Heidi Siegfried - health policy director with Center for Independence of the Disabled New York - said low pay in this field has contributed to high worker turnover, which could leave people without the care they need.

"So, the person may end up going without care for a day," said Siegfried. "Not able to get out of bed, not able to transfer. Depending on your disability, some people are very dependent on the worker to live their lives."

Siegfried said her group also hopes New York Gov.

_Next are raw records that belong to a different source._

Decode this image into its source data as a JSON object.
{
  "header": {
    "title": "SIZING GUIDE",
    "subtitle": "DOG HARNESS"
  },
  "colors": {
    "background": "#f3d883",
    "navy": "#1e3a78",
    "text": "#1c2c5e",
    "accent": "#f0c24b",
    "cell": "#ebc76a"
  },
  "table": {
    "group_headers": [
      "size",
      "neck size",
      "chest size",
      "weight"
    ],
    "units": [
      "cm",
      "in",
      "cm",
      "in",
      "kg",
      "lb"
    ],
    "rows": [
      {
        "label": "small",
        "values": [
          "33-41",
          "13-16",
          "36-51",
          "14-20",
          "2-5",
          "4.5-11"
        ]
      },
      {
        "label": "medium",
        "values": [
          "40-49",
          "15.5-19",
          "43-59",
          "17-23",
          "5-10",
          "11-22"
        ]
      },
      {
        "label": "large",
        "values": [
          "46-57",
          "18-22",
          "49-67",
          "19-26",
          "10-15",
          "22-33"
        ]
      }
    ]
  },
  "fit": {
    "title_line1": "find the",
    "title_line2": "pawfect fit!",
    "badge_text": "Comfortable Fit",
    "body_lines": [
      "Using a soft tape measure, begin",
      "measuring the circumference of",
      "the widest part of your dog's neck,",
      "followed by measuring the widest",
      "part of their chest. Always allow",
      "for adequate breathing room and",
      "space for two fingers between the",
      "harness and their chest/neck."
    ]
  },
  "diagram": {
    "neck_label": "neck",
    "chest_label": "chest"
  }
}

Kathy Hochul will slate a home-care worker pay raise in the state budget being announced tomorrow.

Federal funding for these workers through the Build Back Better Act is still up in the air since the U.S. Senate hasn't voted on the plan.

According to the home-care staffing company PHI National, in 2020, the median income for care workers in New York was just over $21,000 a year.

Siegfried said the state must tackle the problem of low wages.

"We would really like to see New York step up to the plate and say, 'We are going to provide these services. Our people with disabilities need to be able to get care in their homes,'" said Siegfried.

For many people who require these services, Siegfried noted, another impact of high turnover in home care is the potential loss of independence.

"But the other thing that can happen is that people can end up being unnecessarily put into nursing facilities," said Siegfried. "People would prefer to be living at home, and we need to have a home-care workforce that can support them in that."

The Fair Pay for Home Care Act is now in the Senate Health Committee in Albany.